In the end we have tried to fail better, as Beckett’s famous injunction has it. But I have no qualms at all about being grateful for the opportunity to bring a dazzlingly photographed art series, made on a scale only the BBC could contemplate, to realisation. Clark’s original series, conceived by the then controller of BBC Two, David Attenborough, as a vehicle for the new medium of colour television, unapologetically celebrated the enduring at a time of Vietnam miseries, and political and social upheaval.

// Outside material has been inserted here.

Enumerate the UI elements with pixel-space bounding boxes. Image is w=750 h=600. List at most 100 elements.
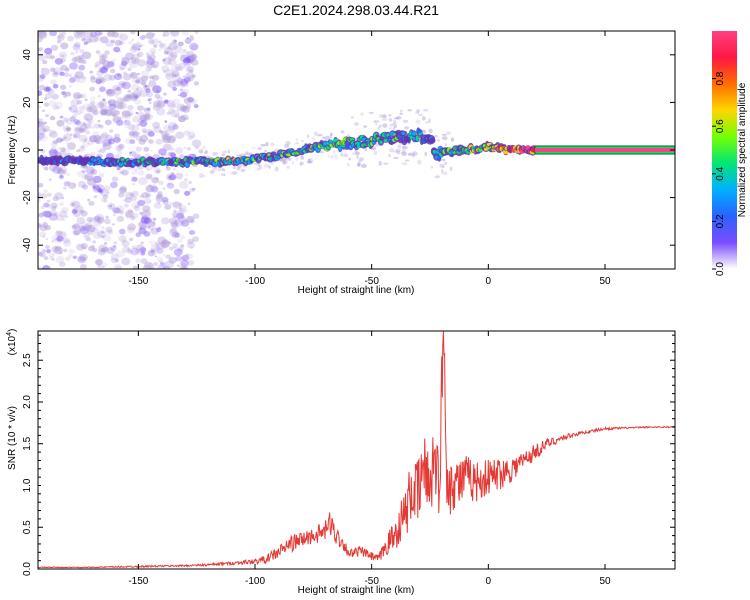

Art should never be a bromide for discontent, but it can deliver things in short supply in our own universe of short attention span: attentiveness, thoughtfulness, contemplation; depth; illuminations that persist when the screen goes dark. As close as we could get to the works of art, though, I am under no illusion that what we offer is any sort of substitution for being in their material presence. So the offering is by the way of an invitation: go, see, think. Let the exhilaration, the disturbance, the power and the beauty sink in. And if in the weltering storm of the trivial we can interpose some sense of what really matters in the array of things that humans – the art animals – have fashioned, then perhaps we will be judged to have done our job.